In their respective fields they don't come anymore heavyweight than The Orb and Lee 'Scratch' Perry. Based around producer Alex Patterson, The Orb provided the chilled comedown to the noisy late-'80s UK acid house party, produced a number one album in the process and have continued to experiment with dub, downtempo and 'dance' music ever since.

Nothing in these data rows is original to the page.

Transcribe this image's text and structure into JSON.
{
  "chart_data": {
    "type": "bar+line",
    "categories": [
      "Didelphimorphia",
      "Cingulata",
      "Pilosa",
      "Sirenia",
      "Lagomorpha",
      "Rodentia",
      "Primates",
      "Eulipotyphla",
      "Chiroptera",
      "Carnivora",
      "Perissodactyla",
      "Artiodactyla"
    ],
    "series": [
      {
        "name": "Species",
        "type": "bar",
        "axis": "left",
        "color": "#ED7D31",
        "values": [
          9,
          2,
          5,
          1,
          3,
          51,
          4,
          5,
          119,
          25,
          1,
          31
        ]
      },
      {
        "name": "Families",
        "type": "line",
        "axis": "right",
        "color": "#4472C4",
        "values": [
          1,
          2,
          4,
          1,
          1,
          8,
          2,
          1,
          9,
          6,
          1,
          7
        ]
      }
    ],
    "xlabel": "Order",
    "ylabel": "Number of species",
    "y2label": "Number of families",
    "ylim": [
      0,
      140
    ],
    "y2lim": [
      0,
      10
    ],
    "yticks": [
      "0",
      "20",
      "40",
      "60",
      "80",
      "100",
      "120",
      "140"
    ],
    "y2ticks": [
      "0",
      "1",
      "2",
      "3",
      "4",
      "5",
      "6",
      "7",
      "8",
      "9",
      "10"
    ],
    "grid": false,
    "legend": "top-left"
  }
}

Now in his 70s, Perry has been a dominant figure in the evolution of Jamaican music since the 1960s, demonstrating an incredible prolificacy and a wide-screen approach to creating music. This has paved the way for a full-length collaboration, The Observer In The Star House. No doubt inspired by Perry, The Orbsters could have been forgiven for bowing down and attempting to recreate his classic dub sounds; rather, they have taken him out of his comfort zone (though that he even has one is debatable) and given him more Orb-like backings to add his unique vocals. Many of these multi-layered backdrops include some sort of restrained 4/4 kick, along with bass-heavy, dubwise elements, and Perry immediately becomes at one with the music, taking control like some sort of musical deity, “I am the man in the skies” he proclaims, commanding the music to build and drop, ebb and flow.
Though on face value Perry's poetics often sound like the ramblings of a pensioner losing his faculties, the history of the man gives every word a degree of THC-drenched profundity. The highlight of the set must be Golden Clouds, a remake of The Orb's '91 hit Little Fluffy Clouds, Perry's visions of his childhood most unlike Ricki Lee Jones'. A no-brainer collaboration, The Observer In The Star House is version excursion from two intergenerational kings of dub, delivering on every level.